Demonstrators in Gabon clashed with police and set part of the parliament building on fire on Wednesday amid anger among opposition supporters over president Ali Bongo's re-election in polls that his main rival, Jean Ping, claimed to have won.
Opposition members of the central African oil producer’s electoral commission rejected the result of Saturday’s first-past-the-post election, which would see the Bongo family’s nearly half-century in power extended by another seven years.
France, the US, and the EU all urged calm on Wednesday and called upon Gabonese authorities to release the results of individual polling stations for greater transparency.
Bongo won 49.80 per cent of votes, compared to 48.23 per cent for Ping, with a turnout of 59.46 per cent, according to results announced region by region by interior minister Pacome Moubelet Boubeya.
“This victory by such a tight score obliges . . . each of us to respect the verdict of the ballot box and our institutions,” Bongo said in the text of a victory speech distributed to reporters.
“Our country is advancing and that advance must take place with the unity and peace so dear to the Gabonese people.”
Soon after the result was announced on state-owned television, riot police fired teargas in clashes with about 100 opposition supporters in one neighbourhood in the capital Libreville, according to a Reuters witness.
Police and soldiers, meanwhile, were stationed at most crossroads and petrol stations.
Protesters entered the grounds of Gabon’s parliament building, the National Assembly, late in the afternoon.
“The demonstrators entered from the back and set fire to the National Assembly . . . Part of the building is on fire,” said the witness, who asked not to be named.
Firemen arrived and were attempting to put out the blaze, he said. But as night fell over the capital the flames remained visible from a distance.
Several Libreville residents said social media, including Facebook and Twitter, were no longer functioning.
Gabon’s main cities had been on edge since Tuesday, with residents stockpiling food ahead of the expected announcement, which was later postponed by one day.
International concern
"We tell the people of Gabon not to let their victory be stolen from them. Ali Bongo does not own this country," Paul Marie Gondjout, a member of the electoral commission from Ping's party, told Reuters.
Commission members belonging to the opposition abstained from a vote that validated the election result.

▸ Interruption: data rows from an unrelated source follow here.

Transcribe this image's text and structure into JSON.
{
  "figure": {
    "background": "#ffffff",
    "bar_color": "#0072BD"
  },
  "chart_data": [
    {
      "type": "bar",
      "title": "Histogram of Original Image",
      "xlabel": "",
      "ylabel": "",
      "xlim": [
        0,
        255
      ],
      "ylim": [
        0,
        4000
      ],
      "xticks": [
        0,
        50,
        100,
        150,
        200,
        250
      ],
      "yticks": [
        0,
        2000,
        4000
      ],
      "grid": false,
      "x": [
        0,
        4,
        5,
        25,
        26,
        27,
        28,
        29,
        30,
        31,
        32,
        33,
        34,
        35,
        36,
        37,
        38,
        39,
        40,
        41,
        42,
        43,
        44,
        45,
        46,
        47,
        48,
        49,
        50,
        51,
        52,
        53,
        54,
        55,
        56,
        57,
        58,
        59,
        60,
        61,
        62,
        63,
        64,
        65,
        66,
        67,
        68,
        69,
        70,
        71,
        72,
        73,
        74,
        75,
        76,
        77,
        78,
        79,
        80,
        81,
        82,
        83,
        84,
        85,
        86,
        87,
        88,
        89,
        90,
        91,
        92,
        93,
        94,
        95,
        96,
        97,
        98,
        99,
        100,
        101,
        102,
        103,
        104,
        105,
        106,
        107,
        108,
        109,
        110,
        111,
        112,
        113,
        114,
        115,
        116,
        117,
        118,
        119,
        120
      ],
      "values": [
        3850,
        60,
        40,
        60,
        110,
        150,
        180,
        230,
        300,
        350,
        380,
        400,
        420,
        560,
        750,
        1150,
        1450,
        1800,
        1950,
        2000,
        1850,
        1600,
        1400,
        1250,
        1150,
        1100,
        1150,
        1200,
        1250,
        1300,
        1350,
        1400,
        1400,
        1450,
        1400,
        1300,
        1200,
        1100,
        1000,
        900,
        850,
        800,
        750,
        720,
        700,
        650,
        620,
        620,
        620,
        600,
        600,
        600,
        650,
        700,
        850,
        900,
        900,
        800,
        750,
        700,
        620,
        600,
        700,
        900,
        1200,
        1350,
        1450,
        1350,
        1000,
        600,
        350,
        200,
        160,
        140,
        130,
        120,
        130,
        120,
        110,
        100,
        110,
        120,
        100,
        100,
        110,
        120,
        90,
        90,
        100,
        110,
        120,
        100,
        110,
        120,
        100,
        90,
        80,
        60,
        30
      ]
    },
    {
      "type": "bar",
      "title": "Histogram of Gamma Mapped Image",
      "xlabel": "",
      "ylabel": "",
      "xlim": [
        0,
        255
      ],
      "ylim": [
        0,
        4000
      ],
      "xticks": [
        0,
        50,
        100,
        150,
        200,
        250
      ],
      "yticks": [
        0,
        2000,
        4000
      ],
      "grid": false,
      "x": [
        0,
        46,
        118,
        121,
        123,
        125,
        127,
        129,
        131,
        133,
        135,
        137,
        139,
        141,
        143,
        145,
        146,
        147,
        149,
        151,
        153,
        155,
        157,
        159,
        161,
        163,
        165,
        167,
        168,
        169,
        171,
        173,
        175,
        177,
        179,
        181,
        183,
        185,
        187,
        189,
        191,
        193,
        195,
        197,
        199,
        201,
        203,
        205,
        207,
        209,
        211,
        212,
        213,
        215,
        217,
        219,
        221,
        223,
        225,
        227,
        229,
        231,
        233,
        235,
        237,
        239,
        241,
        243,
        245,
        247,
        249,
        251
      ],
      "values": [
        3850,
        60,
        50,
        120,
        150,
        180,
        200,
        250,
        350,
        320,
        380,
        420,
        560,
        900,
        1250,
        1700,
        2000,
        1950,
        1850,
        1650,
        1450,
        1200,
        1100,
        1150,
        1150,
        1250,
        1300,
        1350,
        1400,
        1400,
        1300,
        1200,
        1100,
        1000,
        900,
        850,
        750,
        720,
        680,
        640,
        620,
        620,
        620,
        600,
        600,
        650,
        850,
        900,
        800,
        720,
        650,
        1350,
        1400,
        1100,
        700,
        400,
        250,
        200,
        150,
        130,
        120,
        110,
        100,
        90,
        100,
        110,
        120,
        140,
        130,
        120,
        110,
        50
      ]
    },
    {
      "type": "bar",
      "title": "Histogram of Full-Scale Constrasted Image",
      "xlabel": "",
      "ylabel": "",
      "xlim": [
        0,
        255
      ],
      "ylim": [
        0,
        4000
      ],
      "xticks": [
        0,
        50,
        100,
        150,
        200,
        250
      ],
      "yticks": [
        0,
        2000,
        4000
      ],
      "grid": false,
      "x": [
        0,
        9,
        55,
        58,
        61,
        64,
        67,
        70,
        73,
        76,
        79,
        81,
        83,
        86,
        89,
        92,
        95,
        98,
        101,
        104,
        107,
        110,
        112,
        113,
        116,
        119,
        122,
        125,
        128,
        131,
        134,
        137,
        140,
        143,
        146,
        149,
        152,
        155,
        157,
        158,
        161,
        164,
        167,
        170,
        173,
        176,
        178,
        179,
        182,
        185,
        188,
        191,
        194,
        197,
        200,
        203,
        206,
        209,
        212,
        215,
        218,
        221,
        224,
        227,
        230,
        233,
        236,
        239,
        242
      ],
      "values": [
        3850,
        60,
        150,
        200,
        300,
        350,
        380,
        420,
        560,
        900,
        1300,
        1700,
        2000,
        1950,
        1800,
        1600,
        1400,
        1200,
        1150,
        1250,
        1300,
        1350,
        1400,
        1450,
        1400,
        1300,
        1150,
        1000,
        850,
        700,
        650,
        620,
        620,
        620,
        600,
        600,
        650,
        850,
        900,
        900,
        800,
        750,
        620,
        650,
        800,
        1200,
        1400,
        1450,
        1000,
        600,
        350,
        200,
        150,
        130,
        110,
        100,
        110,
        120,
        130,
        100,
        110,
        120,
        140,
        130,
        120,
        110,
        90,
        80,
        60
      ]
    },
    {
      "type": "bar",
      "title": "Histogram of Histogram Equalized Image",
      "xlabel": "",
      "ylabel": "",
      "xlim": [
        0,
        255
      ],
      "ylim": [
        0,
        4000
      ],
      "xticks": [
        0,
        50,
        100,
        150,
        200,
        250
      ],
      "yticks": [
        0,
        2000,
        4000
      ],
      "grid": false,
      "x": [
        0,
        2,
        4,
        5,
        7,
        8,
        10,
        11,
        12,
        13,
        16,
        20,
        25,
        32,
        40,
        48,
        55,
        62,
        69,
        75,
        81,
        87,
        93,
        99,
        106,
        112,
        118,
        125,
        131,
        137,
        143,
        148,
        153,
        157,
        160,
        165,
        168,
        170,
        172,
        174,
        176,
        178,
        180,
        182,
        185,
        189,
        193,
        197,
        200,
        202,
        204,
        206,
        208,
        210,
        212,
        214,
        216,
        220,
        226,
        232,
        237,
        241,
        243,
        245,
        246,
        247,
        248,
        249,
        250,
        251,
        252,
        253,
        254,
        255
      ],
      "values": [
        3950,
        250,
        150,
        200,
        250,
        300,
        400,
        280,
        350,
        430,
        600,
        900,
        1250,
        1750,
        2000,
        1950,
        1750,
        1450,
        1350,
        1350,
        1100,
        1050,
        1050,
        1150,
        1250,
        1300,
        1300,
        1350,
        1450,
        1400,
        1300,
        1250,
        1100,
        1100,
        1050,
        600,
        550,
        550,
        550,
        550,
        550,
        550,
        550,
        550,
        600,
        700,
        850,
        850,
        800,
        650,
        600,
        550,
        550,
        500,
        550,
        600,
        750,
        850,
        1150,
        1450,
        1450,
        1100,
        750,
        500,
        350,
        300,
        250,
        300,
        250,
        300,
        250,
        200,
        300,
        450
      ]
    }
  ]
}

Ping’s party said its tally showed their candidate won 59 per cent of the vote versus 38 per cent for Bongo, with only one province left to count - a claim the government condemned as an effort to destabilise the country.
Ali Bongo was first elected in 2009 after the death of his father, Omar Bongo, who ran Gabon for 42 years.
He benefited from being the incumbent in a country with a patronage system lubricated by oil largesse.
Though voting on Saturday was generally peaceful, Bongo and Ping’s supporters traded accusations of fraud.
An EU observer mission sent to monitor the polls criticised a “lack of transparency” among the institutions running the election and said Bongo had benefited from preferential access to money and the media.
Former colonial ruler France’s foreign ministry said the manner in which the final results were announced on Wednesday was a source of concern.
“We think it is necessary to publish the results of all the polling stations. The credibility of the election as well as Gabon’s international reputation are at stake,” it said.
The statement was echoed by the US Department of State, which urged all sides to “temper their rhetoric and encourage their supporters to remain calm”. It also called upon Gabon’s security forces to exercise restraint.
The election followed a bitter campaign.
Gabon’s economic troubles, caused by falling oil output and prices, have led to budget cuts in one of Africa’s richest nations and fuelled opposition charges that its 1.8 million people have struggled under Bongo’s leadership.
Ping, a life-long political insider who has served as foreign minister and African Union Commission chairman, was a close ally of Omar Bongo and even fathered two children with the late president’s daughter, Pascaline.